Pluschkell S, Hellmuth K, Rinas U
GBF National Research Center for Biotechnology, Biochemical Engineering Division, Mascheroder Weg 1, 38124 Braunschweig, Germany.
Biotechnol Bioeng. 1996 Jul 20;51(2):215-20. doi: 10.1002/(SICI)1097-0290(19960720)51:2<215::AID-BIT11>3.0.CO;2-L.
The kinetics of glucose oxidase (GOD) excretion by recombinant Aspergillus niger NRRL-3 (GOD3-18) were investigated using enzymatic activity measurements as well as gel electrophoresis techniques. The majority of GOD was produced during rapid growth in the first phase of the cultivation.
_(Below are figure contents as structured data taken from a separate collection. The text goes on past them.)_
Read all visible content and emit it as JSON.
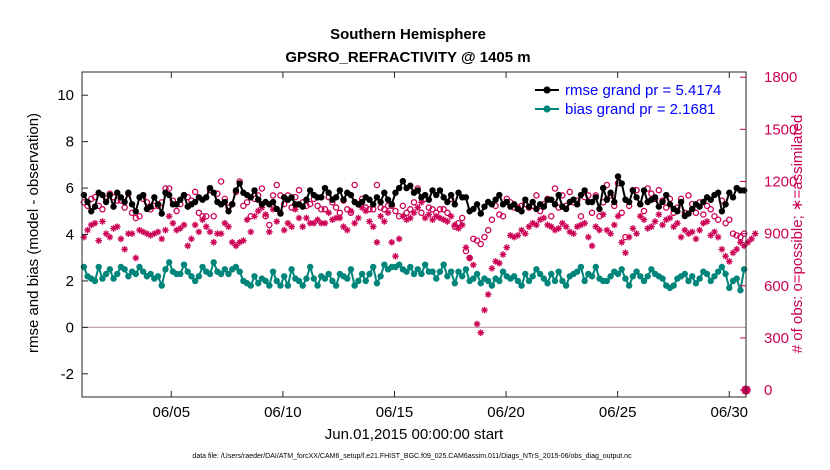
{
  "chart_data": {
    "type": "line",
    "title": "Southern Hemisphere",
    "subtitle": "GPSRO_REFRACTIVITY @ 1405 m",
    "xlabel": "Jun.01,2015 00:00:00 start",
    "ylabel": "rmse and bias (model - observation)",
    "ylabel_right": "# of obs: o=possible; ∗=assimilated",
    "footnote": "data file: /Users/raeder/DAI/ATM_forcXX/CAM6_setup/f.e21.FHIST_BGC.f09_025.CAM6assim.011/Diags_NTrS_2015-06/obs_diag_output.nc",
    "x_ticks": [
      "06/05",
      "06/10",
      "06/15",
      "06/20",
      "06/25",
      "06/30"
    ],
    "x_range_days": [
      1,
      30.75
    ],
    "ylim": [
      -3,
      11
    ],
    "y_ticks": [
      "-2",
      "0",
      "2",
      "4",
      "6",
      "8",
      "10"
    ],
    "ylim_right": [
      -40,
      1830
    ],
    "y_ticks_right": [
      "0",
      "300",
      "600",
      "900",
      "1200",
      "1500",
      "1800"
    ],
    "legend_placement": "top-right",
    "grid": false,
    "zero_line": true,
    "colors": {
      "rmse": "#000000",
      "bias": "#00857a",
      "possible": "#cc0055",
      "assimilated": "#cc0055",
      "legend_text": "#0000ff",
      "zero_line": "#c8a0b4",
      "right_axis": "#cc0055"
    },
    "series": [
      {
        "name": "rmse grand pr = 5.4174",
        "values": [
          5.7,
          5.4,
          5.0,
          5.2,
          5.8,
          5.7,
          5.4,
          5.7,
          5.2,
          5.8,
          5.6,
          5.4,
          5.8,
          5.3,
          5.0,
          5.6,
          5.7,
          5.1,
          5.2,
          5.6,
          5.3,
          4.9,
          5.8,
          5.7,
          5.3,
          5.3,
          5.5,
          5.7,
          5.2,
          5.3,
          5.4,
          5.6,
          5.5,
          5.6,
          6.0,
          5.8,
          5.4,
          5.3,
          5.4,
          5.0,
          5.3,
          5.9,
          6.2,
          5.8,
          5.7,
          5.6,
          5.9,
          5.5,
          5.3,
          5.4,
          5.3,
          5.4,
          5.1,
          4.9,
          5.6,
          5.5,
          5.6,
          5.3,
          5.3,
          5.2,
          5.5,
          5.9,
          5.7,
          5.6,
          5.6,
          6.0,
          5.8,
          5.5,
          5.6,
          5.9,
          5.5,
          5.8,
          5.7,
          5.4,
          5.3,
          5.4,
          5.6,
          5.5,
          5.3,
          5.6,
          5.4,
          5.8,
          5.5,
          5.3,
          5.8,
          6.0,
          6.3,
          6.0,
          6.1,
          5.8,
          5.9,
          5.6,
          5.7,
          5.5,
          5.9,
          5.7,
          5.9,
          5.6,
          5.4,
          5.7,
          5.3,
          5.8,
          5.6,
          5.6,
          5.0,
          5.1,
          5.3,
          4.9,
          5.2,
          5.4,
          5.3,
          5.5,
          5.7,
          5.3,
          5.4,
          5.2,
          5.3,
          5.1,
          5.0,
          5.5,
          5.2,
          5.4,
          5.1,
          5.3,
          5.2,
          5.5,
          5.5,
          5.3,
          5.7,
          5.2,
          5.1,
          5.4,
          5.5,
          5.3,
          5.7,
          5.9,
          5.4,
          5.4,
          5.6,
          5.1,
          6.0,
          5.5,
          5.8,
          5.4,
          6.5,
          6.2,
          5.5,
          5.4,
          5.9,
          5.6,
          5.3,
          5.9,
          5.4,
          5.5,
          5.6,
          5.2,
          5.4,
          5.7,
          5.3,
          5.1,
          5.0,
          5.4,
          4.8,
          4.9,
          5.1,
          5.3,
          5.2,
          5.4,
          5.6,
          5.5,
          5.7,
          5.8,
          5.0,
          5.3,
          5.8,
          5.6,
          6.0,
          5.9,
          5.9
        ]
      },
      {
        "name": "bias grand pr = 2.1681",
        "values": [
          2.6,
          2.2,
          2.1,
          2.0,
          2.6,
          2.1,
          2.3,
          2.5,
          2.1,
          2.3,
          2.6,
          2.5,
          2.2,
          2.4,
          2.3,
          2.6,
          2.4,
          2.2,
          2.3,
          2.1,
          2.2,
          1.8,
          2.5,
          2.8,
          2.4,
          2.3,
          2.3,
          2.7,
          2.4,
          2.2,
          2.0,
          2.2,
          2.6,
          2.4,
          2.3,
          2.8,
          2.4,
          2.3,
          2.5,
          2.3,
          2.5,
          2.6,
          2.4,
          2.0,
          1.9,
          1.8,
          2.2,
          1.9,
          2.1,
          2.0,
          1.8,
          2.4,
          2.0,
          1.8,
          2.2,
          1.8,
          2.5,
          2.1,
          2.0,
          1.8,
          2.1,
          2.6,
          2.1,
          1.8,
          2.2,
          2.1,
          2.3,
          2.0,
          1.8,
          2.3,
          2.2,
          2.1,
          2.5,
          1.8,
          2.0,
          2.3,
          2.0,
          2.3,
          2.6,
          1.9,
          2.2,
          2.7,
          2.5,
          2.6,
          2.6,
          2.7,
          2.5,
          2.4,
          2.6,
          2.3,
          2.5,
          2.3,
          2.7,
          2.4,
          2.4,
          2.1,
          2.4,
          2.7,
          2.2,
          2.4,
          1.9,
          2.4,
          2.2,
          2.5,
          2.0,
          2.1,
          2.3,
          1.9,
          2.1,
          2.0,
          1.8,
          2.1,
          2.0,
          2.4,
          2.2,
          2.1,
          2.2,
          2.0,
          1.8,
          2.3,
          2.0,
          2.2,
          2.5,
          2.3,
          2.1,
          1.9,
          2.3,
          2.0,
          2.4,
          2.0,
          1.8,
          2.2,
          2.3,
          2.4,
          2.6,
          2.0,
          2.3,
          2.2,
          2.6,
          2.1,
          2.0,
          2.0,
          2.2,
          2.4,
          2.3,
          2.5,
          2.1,
          1.8,
          2.2,
          2.4,
          2.2,
          2.0,
          2.2,
          2.5,
          2.3,
          2.2,
          2.1,
          1.8,
          1.7,
          1.8,
          2.1,
          2.2,
          2.3,
          2.0,
          2.2,
          1.9,
          2.1,
          2.4,
          2.3,
          2.0,
          2.2,
          2.4,
          2.6,
          2.3,
          1.7,
          2.0,
          2.1,
          1.6,
          2.5
        ]
      },
      {
        "name": "possible",
        "values": [
          1080,
          1060,
          1100,
          1110,
          1060,
          1040,
          1100,
          1130,
          1110,
          1090,
          1090,
          1050,
          1130,
          1020,
          990,
          1000,
          1100,
          1080,
          1040,
          1060,
          1060,
          1080,
          1160,
          1160,
          1090,
          1030,
          1070,
          1120,
          1110,
          1090,
          1140,
          1020,
          1000,
          1000,
          1150,
          1000,
          1130,
          1200,
          1100,
          1050,
          1070,
          1140,
          1200,
          1060,
          1080,
          1000,
          1100,
          1120,
          1160,
          1000,
          950,
          1120,
          1180,
          1120,
          1070,
          1120,
          1050,
          1110,
          1150,
          1080,
          1060,
          1070,
          1100,
          1060,
          1040,
          1040,
          1110,
          1080,
          1050,
          1020,
          1090,
          1040,
          1020,
          1180,
          1070,
          1100,
          1050,
          1040,
          1040,
          1180,
          1050,
          1040,
          1060,
          1060,
          1030,
          1000,
          1060,
          1020,
          1040,
          1080,
          1160,
          1020,
          1100,
          1050,
          1040,
          1020,
          1040,
          1040,
          1020,
          1100,
          940,
          960,
          990,
          800,
          760,
          870,
          860,
          840,
          880,
          920,
          980,
          1060,
          1010,
          1000,
          1100,
          1080,
          1050,
          1050,
          1060,
          1070,
          1050,
          1060,
          1120,
          1030,
          1070,
          1100,
          1000,
          1160,
          1050,
          1120,
          1060,
          1140,
          1080,
          1090,
          1000,
          1110,
          1120,
          1020,
          1120,
          1000,
          1080,
          1180,
          1120,
          1060,
          1190,
          1020,
          880,
          1060,
          1150,
          1150,
          1070,
          1030,
          1160,
          1130,
          1100,
          1150,
          1090,
          1050,
          1100,
          1020,
          1050,
          1100,
          1020,
          1120,
          1070,
          1020,
          1080,
          1010,
          1060,
          1040,
          1000,
          980,
          1090,
          960,
          980,
          900,
          890,
          880,
          900
        ]
      },
      {
        "name": "assimilated",
        "values": [
          880,
          920,
          950,
          960,
          860,
          970,
          900,
          880,
          930,
          940,
          870,
          810,
          900,
          900,
          760,
          920,
          910,
          900,
          890,
          900,
          910,
          870,
          920,
          1000,
          960,
          920,
          930,
          950,
          830,
          870,
          950,
          910,
          980,
          940,
          910,
          850,
          900,
          900,
          960,
          940,
          850,
          830,
          850,
          860,
          980,
          910,
          1000,
          1030,
          1050,
          1010,
          910,
          1040,
          970,
          1020,
          920,
          960,
          940,
          1040,
          990,
          940,
          990,
          960,
          960,
          980,
          960,
          960,
          1020,
          980,
          990,
          990,
          940,
          920,
          1030,
          960,
          990,
          1050,
          1030,
          970,
          940,
          850,
          1000,
          970,
          1020,
          850,
          770,
          870,
          1000,
          980,
          990,
          1020,
          1050,
          1080,
          990,
          1010,
          980,
          1000,
          990,
          980,
          970,
          1000,
          950,
          930,
          950,
          820,
          760,
          720,
          380,
          330,
          460,
          550,
          700,
          740,
          730,
          780,
          820,
          890,
          880,
          890,
          920,
          900,
          940,
          960,
          950,
          980,
          990,
          950,
          940,
          920,
          930,
          960,
          940,
          910,
          900,
          940,
          950,
          960,
          880,
          830,
          940,
          920,
          1010,
          920,
          900,
          950,
          1000,
          850,
          790,
          880,
          930,
          900,
          1000,
          980,
          930,
          940,
          970,
          1010,
          950,
          980,
          990,
          940,
          960,
          880,
          920,
          900,
          910,
          870,
          920,
          960,
          970,
          890,
          910,
          880,
          810,
          770,
          740,
          790,
          810,
          850,
          830,
          850,
          870,
          900
        ]
      }
    ]
  }
}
The high excretion rate during this phase did not prevent the endocellular accumulation of GOD up to 40% of the total soluble cell protein demonstrating that the production rate exceeded the excretion rate of the enzyme into the culture medium. During the second phase of the cultivation, excretion of GOD occurred at a slower rate, although the majority of GOD produced during the first phase was excreted during the second phase of the cultivation. At the end, about 90% of the total GOD produced was recovered from the culture medium. Two-dimensional gel electrophoresis provided evidence that endo- and exocellular GOD were indistinguishable, revealing identical posttranslational modifications (e.g., signal sequence cleavage, glycosylation pattern). The results demonstrate that the initial steps of the secretory pathway are fast and that the excretion of the enzyme into the culture fluid was most likely delayed due to retention by the cell wall.
利用酶活性测定以及凝胶电泳技术,研究了重组黑曲霉NRRL-3(GOD3-18)分泌葡萄糖氧化酶(GOD)的动力学。大部分GOD是在培养第一阶段快速生长期间产生的。此阶段较高的分泌速率并未阻止GOD在细胞内积累至总可溶性细胞蛋白的40%,这表明该酶的产生速率超过了其分泌到培养基中的速率。在培养的第二阶段,GOD的分泌速率较慢,尽管第一阶段产生的大部分GOD在第二阶段被分泌到培养基中。最后,从培养基中回收了约90%的总产生的GOD。二维凝胶电泳表明,细胞内和细胞外的GOD无法区分,揭示了相同的翻译后修饰(例如,信号序列切割、糖基化模式)。结果表明,分泌途径的初始步骤很快,并且酶分泌到培养液中很可能由于被细胞壁滞留而延迟。